Every Chinese New Year, the people in Zao Yuan, a rural village of about 2,000 people in China’s Shanxi Province, celebrate by watching TV and cooking food on electric appliances.
And every Chinese New Year, the local power grid can’t handle the load of everybody using everything at once — and so every Chinese New Year, there’s a blackout in Zao Yuan.
Yawei Wei is from Zao Yuan, but right now he’s studying for a master’s degree in power engineering at Michigan Technological University. And thanks to his studies, he got to wondering: How do we stop the New Year’s blackout back home?
Grid improvements would be too costly. Like rural America in the 1930s, rural China lags behind cities when it comes to electrical service.
But how about using modern technology to leapfrog the grid? Wei knew he could at least bring a few solar panels to sunny Zao Yuan. Specifically, to his cousin’s roof.
Wei had the skills to design and build a small solar installation, and he had the encouragement of his advisors — Bruce Mork, the Wiitanen Professor of Electric Power Systems, and Sumit Paudyal, an assistant professor of electrical and computer engineering. Professors Leonard Bohmann and John
Lukowski also offered insight and support. The biggest hurdle was back home.
“The most difficult thing was trying to convince my family,” Wei said. “That took three or four months.”
No one else had ever done anything like this in Zao Yuan, and it’s always hard to be the first at anything. Still, the project had advantages. Including a big financial one: To encourage rural electrification and support its overbuilt solar panel industry, China was offering a heck of a deal to its citizens — install solar panels capable of generating up to 100 kilowatts and hook them to the grid, and the government will buy your electricity for twice the going retail rate.
Wei figured it would take about 10 years to pay back the cost of the solar panels, and he convinced his cousin to install a 10-kilowatt system of 48 panels above his roof.
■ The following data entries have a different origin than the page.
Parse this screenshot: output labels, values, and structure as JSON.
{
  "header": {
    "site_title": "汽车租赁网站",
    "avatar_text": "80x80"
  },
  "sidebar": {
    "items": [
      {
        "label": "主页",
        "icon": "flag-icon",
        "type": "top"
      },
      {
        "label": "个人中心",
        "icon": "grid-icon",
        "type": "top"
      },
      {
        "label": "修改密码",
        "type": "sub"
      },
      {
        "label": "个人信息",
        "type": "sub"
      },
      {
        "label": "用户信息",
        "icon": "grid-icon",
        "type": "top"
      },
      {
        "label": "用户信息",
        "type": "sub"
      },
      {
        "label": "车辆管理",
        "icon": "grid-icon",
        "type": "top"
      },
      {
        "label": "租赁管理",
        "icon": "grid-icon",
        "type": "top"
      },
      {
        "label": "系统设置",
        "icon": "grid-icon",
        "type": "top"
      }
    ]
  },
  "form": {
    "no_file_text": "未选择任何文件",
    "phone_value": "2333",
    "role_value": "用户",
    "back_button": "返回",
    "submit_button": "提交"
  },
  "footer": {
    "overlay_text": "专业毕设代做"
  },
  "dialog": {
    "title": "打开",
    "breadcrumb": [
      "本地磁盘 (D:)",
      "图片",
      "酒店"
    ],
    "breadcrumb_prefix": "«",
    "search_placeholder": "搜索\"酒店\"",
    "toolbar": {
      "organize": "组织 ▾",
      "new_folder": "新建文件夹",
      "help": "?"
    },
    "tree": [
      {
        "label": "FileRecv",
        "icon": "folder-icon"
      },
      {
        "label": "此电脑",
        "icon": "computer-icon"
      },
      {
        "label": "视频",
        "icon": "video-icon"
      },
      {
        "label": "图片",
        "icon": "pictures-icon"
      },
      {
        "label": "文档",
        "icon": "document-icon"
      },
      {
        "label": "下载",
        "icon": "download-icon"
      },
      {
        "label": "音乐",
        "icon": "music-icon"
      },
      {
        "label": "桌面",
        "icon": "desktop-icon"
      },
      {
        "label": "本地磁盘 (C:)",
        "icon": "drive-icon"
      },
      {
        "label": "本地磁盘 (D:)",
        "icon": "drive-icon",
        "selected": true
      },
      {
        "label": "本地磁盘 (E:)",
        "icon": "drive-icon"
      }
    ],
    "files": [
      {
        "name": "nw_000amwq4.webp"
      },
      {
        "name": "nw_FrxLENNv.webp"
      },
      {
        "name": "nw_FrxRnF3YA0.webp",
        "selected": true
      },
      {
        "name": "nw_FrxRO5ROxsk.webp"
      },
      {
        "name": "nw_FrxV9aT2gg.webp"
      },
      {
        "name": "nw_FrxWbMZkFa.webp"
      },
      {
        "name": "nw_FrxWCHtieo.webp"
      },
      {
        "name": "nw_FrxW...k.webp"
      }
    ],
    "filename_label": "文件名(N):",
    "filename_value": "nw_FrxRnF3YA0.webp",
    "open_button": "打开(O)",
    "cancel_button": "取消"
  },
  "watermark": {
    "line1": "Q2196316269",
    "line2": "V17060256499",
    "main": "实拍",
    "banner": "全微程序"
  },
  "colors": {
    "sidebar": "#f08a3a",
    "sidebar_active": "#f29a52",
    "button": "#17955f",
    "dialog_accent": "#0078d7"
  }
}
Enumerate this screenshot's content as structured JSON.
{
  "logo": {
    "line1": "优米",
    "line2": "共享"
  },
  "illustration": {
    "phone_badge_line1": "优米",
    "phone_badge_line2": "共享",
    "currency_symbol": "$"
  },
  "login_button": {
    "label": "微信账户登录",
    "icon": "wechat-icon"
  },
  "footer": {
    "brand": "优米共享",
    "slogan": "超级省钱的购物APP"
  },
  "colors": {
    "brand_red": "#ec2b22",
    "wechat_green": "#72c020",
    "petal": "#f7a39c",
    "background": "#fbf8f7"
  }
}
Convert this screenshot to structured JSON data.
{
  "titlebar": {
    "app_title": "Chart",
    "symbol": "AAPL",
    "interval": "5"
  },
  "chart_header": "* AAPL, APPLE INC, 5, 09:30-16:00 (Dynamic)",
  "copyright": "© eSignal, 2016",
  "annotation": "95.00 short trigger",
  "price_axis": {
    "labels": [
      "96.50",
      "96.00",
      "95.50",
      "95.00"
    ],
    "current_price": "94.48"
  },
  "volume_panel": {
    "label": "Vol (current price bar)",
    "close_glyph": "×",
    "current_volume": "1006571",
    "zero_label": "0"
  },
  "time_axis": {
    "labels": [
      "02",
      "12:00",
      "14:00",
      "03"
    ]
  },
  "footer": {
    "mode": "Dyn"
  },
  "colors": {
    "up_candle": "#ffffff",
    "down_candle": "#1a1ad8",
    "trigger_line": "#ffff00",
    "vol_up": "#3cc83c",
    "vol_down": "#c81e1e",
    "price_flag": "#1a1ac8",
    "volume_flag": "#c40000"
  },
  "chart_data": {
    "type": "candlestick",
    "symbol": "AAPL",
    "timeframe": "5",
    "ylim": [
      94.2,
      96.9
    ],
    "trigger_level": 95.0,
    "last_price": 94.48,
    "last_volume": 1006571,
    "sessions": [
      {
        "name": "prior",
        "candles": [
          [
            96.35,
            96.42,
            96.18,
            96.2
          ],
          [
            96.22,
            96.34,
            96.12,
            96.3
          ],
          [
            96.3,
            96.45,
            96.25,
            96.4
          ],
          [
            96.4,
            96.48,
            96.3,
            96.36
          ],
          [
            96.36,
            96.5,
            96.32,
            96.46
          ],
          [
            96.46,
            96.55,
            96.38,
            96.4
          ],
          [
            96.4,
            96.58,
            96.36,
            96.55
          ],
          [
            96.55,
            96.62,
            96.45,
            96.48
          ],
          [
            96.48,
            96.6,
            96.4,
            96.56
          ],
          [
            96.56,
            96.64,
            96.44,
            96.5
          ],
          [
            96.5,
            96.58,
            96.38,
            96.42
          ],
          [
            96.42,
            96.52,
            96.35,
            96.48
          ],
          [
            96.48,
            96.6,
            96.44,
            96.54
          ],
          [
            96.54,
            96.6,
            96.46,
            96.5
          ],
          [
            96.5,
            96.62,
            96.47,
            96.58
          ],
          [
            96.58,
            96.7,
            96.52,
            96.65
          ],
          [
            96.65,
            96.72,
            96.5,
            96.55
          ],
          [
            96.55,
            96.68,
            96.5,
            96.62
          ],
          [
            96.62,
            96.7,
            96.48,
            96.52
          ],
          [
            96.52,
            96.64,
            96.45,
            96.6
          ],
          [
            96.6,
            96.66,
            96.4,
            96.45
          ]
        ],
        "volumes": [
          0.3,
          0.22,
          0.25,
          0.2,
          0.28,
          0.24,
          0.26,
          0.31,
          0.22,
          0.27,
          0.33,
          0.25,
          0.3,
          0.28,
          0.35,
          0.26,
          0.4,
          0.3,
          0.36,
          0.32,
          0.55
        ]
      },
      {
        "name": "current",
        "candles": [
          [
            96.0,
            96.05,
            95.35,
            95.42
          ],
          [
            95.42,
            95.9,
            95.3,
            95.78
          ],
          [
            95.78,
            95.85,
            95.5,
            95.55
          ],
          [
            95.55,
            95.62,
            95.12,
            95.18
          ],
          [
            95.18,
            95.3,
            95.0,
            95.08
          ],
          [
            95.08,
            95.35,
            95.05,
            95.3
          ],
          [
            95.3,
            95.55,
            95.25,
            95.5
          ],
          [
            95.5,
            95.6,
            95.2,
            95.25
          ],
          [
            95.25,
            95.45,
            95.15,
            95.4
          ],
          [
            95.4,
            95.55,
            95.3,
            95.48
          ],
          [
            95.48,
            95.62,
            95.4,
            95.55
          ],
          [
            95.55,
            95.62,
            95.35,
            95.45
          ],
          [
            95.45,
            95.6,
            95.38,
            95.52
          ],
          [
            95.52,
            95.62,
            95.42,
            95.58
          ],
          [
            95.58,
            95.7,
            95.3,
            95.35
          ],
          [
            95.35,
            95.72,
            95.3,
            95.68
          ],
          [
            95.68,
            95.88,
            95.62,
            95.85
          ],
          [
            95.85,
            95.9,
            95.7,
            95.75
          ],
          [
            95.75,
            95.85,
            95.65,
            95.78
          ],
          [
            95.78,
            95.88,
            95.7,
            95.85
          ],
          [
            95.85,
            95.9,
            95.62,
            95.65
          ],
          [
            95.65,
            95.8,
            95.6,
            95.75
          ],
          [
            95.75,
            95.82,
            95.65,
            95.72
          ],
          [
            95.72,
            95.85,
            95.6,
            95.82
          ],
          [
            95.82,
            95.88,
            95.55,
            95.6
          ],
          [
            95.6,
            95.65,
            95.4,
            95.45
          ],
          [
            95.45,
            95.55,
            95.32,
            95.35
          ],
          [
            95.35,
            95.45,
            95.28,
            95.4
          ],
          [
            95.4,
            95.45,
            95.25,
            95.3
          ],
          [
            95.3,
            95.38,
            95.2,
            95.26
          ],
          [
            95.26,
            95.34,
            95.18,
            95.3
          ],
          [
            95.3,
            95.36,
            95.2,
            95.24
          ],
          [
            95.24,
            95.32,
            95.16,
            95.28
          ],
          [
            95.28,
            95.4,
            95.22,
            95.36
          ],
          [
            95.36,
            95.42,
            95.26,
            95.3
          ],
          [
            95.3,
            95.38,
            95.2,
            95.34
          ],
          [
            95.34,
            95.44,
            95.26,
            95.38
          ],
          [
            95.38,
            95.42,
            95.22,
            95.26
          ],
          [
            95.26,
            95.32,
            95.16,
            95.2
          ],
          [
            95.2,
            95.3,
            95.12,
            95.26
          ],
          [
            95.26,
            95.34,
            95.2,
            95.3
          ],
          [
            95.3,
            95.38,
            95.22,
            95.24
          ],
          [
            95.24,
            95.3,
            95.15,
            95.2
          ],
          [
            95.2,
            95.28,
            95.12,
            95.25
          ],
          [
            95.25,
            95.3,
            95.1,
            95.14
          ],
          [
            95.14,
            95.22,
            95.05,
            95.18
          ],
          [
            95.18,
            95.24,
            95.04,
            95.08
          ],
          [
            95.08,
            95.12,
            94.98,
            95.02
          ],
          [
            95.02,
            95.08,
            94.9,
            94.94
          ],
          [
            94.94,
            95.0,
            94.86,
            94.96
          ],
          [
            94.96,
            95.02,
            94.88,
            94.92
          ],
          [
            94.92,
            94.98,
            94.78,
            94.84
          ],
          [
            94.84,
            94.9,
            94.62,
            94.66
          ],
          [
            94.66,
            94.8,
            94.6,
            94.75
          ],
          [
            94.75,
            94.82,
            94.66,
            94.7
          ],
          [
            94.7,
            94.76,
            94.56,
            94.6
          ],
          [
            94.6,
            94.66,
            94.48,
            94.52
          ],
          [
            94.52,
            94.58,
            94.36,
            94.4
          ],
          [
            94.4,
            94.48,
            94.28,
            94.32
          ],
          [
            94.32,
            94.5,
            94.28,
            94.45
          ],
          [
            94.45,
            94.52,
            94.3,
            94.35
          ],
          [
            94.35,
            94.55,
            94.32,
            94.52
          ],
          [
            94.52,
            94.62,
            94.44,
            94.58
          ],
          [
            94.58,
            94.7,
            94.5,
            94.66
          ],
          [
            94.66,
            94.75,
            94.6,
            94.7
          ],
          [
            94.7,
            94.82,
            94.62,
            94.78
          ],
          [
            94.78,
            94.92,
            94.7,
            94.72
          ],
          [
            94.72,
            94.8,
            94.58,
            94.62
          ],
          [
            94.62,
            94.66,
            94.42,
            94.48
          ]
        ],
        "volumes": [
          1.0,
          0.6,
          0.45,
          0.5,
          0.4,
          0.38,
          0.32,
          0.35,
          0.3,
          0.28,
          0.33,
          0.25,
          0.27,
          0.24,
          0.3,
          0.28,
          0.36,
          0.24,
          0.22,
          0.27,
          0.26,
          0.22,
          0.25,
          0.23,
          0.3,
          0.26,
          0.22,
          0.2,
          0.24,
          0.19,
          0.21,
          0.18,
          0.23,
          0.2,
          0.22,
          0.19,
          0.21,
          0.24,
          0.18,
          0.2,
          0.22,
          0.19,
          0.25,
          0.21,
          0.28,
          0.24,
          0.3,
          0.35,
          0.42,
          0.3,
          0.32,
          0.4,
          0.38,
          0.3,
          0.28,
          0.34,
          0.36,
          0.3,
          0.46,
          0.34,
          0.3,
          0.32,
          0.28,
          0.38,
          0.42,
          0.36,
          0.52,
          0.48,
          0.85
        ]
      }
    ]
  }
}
He formed a family-based company to install solar panels, and the project was completed in July with the enthusiastic support of the local power utility.
“They think it might be part of a solution to help balance our electrical demand,” he said. “People are using much more electricity than they used to, even five years ago.”
As the first rural solar power project in Shanxi Province, it drew the attention of the Chinese news network CCTV, which broadcast the story nationally in November. Wei and his family had visitors from several other rural regions throughout China who were interested in launching similar enterprises.
So far, the system has generated about $200 worth of electricity and has worked so well Wei and his cousin plan to add a 20-kilowatt system. And they are also encouraging others in their village to get on the solar bandwagon.
“People really know nothing about electricity, only that it can kill people,” he said. “My cousin is teaching people in the neighborhood about it, and they are getting interested. It can be complicated, but if you follow the steps, you can have your own photovoltaic system.”
He hopes his experience will inspire others. “I wanted to share this idea with other Michigan Tech students, not only Chinese but Indian and African,” Wei said. “If I can do this in my hometown to benefit my people, maybe they can too. Mine is not a lonely case.”
But what about the upcoming New Year’s celebration, which falls on Jan. 31? The solar panels probably won’t help the residents of Zao Yuan this year. But if the energy could be stored in batteries, or if the town had a wind generator, maybe the lights wouldn’t go out. Maybe incorporating smart-grid technologies would make a difference.
“We are talking with the local utilities,” Wei said. “I think we can use technology to really help my people. It makes me feel really excited.”